What does security mean to you?
I've been thinking a lot about that question in the last few days as I responded to Hurricane Katrina.
When I had last spoken with my parents, they were staying in their home on the beach in Pass Christian, Miss., a town between Gulfport and New Orleans. That was Sunday afternoon, before Katrina reached land.
On Tuesday morning, after working all night to put together finishing touches on security industry stories that you see on our site, I loaded up my truck with emergency response and survival equipment from my garage and set off for the Mississippi Gulf Coast, leaving Atlanta. I had still not heard from my parents, and the early reports I saw painted a grim, grim picture.
Eleven hours and countless detours later, I had been redirected away from quickly established military checkpoints and police roadblocks. Having grown up on the Coast, I was able to take the backroads that hadn't been closed by police and where the local farmers had taken out their chainsaws and cleared a somewhat usable path down rural roads. I reached the house after getting lost on roads I grew up on. With the signs gone and many landmarks destroyed, I felt at times that I was in a land I'd never seen before.
Ten miles from the coast, I stopped in at the West Harrison County Volunteer Fire Station. Even with my GPS unit I was still lost. The roads that were passable weren't the ones the mapping program knew. Inside the station, which had been partly ripped apart from the winds, I found a young family holed away. The father, a firefighter at the station, clued me in to which road I was on -- it was one I had driven hundreds of times on my way to our family farm, and I didn't recognize it. When I told him where I would be looking for my parents, he was silenced and looked like he was holding back. "It's real bad," was all he could say.
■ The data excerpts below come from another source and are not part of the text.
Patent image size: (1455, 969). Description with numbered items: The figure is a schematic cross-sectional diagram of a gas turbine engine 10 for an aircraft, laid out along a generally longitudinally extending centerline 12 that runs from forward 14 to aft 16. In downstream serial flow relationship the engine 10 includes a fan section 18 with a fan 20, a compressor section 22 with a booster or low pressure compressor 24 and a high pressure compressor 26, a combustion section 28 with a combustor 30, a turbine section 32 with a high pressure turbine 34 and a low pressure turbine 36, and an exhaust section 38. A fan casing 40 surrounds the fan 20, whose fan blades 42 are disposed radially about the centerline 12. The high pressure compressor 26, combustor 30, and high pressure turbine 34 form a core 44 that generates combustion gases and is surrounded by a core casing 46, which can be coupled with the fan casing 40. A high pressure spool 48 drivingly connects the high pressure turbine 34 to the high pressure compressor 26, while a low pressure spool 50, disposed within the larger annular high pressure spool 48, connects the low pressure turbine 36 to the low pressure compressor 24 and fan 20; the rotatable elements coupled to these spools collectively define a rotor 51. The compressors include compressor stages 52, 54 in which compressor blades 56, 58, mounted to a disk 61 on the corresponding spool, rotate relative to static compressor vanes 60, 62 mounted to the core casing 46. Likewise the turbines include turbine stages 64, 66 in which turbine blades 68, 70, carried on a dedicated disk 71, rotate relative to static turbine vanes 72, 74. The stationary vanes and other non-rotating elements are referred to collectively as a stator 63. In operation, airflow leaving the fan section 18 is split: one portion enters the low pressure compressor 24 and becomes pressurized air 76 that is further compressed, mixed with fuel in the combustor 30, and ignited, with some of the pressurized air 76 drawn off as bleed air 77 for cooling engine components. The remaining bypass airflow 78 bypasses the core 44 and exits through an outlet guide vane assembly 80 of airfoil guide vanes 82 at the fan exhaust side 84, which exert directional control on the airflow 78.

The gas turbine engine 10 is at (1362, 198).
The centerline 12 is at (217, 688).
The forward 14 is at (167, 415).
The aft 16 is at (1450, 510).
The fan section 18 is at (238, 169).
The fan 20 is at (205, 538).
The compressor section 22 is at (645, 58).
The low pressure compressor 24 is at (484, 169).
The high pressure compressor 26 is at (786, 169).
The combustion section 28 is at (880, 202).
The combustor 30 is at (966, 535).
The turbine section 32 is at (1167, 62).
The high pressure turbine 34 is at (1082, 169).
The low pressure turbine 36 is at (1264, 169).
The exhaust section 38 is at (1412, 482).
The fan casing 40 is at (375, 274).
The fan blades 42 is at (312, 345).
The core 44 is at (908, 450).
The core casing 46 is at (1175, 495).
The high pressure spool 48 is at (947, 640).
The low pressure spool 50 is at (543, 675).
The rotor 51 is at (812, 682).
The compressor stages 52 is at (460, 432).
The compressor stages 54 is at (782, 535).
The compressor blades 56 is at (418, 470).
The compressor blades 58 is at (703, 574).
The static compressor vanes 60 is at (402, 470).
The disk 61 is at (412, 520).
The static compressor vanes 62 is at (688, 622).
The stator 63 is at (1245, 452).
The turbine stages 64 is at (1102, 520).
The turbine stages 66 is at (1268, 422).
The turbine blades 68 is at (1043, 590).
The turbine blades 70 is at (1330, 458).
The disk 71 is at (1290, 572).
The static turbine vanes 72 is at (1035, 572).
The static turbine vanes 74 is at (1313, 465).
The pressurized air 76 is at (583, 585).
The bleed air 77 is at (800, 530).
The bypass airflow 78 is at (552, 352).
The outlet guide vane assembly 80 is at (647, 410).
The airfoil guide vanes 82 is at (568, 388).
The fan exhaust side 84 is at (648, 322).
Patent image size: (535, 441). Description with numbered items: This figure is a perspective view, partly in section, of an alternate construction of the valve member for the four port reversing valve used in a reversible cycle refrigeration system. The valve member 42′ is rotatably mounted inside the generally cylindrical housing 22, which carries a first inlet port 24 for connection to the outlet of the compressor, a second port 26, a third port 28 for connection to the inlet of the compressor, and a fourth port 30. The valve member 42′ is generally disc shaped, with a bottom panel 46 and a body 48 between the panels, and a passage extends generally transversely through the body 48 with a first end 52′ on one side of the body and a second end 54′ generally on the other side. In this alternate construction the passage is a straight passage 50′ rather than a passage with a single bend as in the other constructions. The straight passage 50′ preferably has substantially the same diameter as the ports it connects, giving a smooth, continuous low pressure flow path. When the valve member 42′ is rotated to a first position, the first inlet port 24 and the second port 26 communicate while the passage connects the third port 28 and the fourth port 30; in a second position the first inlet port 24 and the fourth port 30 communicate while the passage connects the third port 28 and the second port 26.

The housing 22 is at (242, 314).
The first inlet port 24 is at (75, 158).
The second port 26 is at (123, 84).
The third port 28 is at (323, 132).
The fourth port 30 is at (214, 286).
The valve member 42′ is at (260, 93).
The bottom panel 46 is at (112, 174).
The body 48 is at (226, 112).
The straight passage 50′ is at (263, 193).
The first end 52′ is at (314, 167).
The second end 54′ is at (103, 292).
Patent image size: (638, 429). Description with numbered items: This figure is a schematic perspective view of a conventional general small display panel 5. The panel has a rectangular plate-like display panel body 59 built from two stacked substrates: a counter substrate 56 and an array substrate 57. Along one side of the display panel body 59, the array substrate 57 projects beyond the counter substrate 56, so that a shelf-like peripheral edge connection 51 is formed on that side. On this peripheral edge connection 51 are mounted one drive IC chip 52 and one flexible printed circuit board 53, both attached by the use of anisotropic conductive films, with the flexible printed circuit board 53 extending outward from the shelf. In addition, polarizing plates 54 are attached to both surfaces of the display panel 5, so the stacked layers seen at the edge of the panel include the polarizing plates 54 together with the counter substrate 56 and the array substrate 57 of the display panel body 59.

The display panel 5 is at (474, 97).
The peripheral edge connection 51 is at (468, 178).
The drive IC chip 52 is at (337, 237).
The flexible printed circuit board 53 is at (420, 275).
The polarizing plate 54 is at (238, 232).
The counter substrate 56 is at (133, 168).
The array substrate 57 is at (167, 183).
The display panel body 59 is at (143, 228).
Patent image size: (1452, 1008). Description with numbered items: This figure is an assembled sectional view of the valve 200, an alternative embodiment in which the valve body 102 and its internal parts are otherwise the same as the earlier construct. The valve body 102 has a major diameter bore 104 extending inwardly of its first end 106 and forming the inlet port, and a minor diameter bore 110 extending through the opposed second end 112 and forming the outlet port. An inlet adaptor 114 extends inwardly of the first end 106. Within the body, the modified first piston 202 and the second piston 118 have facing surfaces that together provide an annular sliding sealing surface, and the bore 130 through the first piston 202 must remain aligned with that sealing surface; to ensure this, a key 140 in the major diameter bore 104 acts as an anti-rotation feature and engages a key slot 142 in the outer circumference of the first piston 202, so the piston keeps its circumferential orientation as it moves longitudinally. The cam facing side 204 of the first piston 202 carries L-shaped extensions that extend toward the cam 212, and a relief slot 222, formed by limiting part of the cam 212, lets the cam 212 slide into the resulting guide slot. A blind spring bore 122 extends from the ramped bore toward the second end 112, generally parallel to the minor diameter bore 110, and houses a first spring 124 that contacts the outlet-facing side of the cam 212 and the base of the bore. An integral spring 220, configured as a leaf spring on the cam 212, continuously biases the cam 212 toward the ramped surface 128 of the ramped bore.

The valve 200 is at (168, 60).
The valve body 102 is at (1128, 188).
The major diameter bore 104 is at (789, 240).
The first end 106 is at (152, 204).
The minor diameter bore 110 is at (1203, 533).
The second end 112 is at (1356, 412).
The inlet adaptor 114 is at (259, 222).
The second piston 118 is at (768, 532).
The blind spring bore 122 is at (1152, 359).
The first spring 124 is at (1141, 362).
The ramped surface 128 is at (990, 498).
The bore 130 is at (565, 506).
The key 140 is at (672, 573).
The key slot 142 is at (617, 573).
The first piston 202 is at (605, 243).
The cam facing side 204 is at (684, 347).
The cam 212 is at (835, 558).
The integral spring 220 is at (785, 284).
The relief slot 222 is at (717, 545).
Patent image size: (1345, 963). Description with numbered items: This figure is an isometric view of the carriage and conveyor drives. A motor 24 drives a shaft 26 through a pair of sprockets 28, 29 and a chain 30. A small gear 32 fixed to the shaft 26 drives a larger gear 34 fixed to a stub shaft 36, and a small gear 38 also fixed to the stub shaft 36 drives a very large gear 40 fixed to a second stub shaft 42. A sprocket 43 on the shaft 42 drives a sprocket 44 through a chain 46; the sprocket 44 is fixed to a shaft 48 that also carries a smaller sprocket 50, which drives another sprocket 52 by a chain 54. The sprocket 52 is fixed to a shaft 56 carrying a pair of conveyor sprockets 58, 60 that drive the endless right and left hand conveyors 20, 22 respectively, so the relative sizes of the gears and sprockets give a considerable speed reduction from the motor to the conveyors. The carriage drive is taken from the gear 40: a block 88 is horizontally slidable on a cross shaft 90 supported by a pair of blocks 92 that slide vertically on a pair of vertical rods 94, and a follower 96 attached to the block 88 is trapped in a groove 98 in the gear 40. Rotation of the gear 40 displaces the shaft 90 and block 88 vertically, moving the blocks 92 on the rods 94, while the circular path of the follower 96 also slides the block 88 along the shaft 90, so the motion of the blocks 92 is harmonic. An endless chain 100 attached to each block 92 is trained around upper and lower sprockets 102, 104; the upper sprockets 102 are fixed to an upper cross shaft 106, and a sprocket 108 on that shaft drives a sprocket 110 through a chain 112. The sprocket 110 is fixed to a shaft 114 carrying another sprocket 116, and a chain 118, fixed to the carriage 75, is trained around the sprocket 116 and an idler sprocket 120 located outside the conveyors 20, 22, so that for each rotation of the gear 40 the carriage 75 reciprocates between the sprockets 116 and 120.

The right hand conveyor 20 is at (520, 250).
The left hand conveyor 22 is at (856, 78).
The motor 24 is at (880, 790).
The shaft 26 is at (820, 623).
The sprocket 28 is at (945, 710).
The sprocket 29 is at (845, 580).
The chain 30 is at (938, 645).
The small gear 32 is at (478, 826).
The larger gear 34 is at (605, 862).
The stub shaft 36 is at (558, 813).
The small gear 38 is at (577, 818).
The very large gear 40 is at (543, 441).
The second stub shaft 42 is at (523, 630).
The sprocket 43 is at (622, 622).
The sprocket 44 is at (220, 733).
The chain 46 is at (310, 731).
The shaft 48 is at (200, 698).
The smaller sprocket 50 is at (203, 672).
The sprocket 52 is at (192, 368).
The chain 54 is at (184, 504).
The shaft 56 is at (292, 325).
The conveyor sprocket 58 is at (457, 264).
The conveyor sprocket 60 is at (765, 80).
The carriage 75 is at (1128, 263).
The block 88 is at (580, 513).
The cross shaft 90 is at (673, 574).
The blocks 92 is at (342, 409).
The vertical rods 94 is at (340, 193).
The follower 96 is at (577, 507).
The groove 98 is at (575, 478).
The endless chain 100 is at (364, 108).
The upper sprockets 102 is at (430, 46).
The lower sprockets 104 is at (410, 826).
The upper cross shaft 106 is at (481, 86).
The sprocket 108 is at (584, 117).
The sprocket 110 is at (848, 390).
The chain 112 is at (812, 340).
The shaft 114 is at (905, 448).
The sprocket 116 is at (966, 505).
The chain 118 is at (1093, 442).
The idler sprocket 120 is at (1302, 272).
A half-hour and many more detours later, it was 10 p.m., and I was driving down roads, dodging powerlines and downed trees. I had the radio off and my window down and except for the occasional site of a police officer in his cruiser, the area was eerily quiet. I eased my way through deep water covering roads, rolled tentatively across low bridges that were structurally marginal even before the storm. Gazing out of my window at the damage, I was muted by the destruction of everything I saw.
In the quiet of this dismal night, I passed the noise of a generator at the Pass Christian Fire Department Station and drove two more blocks to the gravel driveway that led forward to my parents house. I pulled on my boots and grabbed a heavy-duty Mag Lite and started trudging through the mud toward the house. The smell of decay and free flowing natural gas from ruptured lines overwhelmed my senses. As I climbed out of a pile of downed trees, I started to see my parents' belongings.
When I saw major parts of their house under my feet, my heart dropped. I walked forward, stepping over the stuff of their memories and following the light provided by my flashlight, coming upon a random car left under a tree in my family's backyard. My family's own cars were half-pushed through walls of the garage and had come to rest up against beams. Fifty feet further and I was nearing the house, which was tilted, cracked and had gaping chunks missing from it.
I said an instant prayer that I would not be finding my mother or father's bodies and then I pushed toward the uprooted, scrambled structure of a home that had survived since just after the Civil War. I stepped up into what was left of home's side entrance over a pile of rubble and stood there in the most amazing sight -- my father had written on the wall: "Steve and Helen Kohl are OK - 8/29/05". I shouted their names but heard no response and moved around to the front of the house where a hundred year old magnolia tree had crashed down. I stood where the porch had been and looked inside the shell of the house, now 15 feet from its former foundations. With no word from my shouts, I knew they were not inside. It was then that I turned around and looked out at the Gulf of Mexico, which lapped in a deceptively peaceful manner against the beach in front of the house.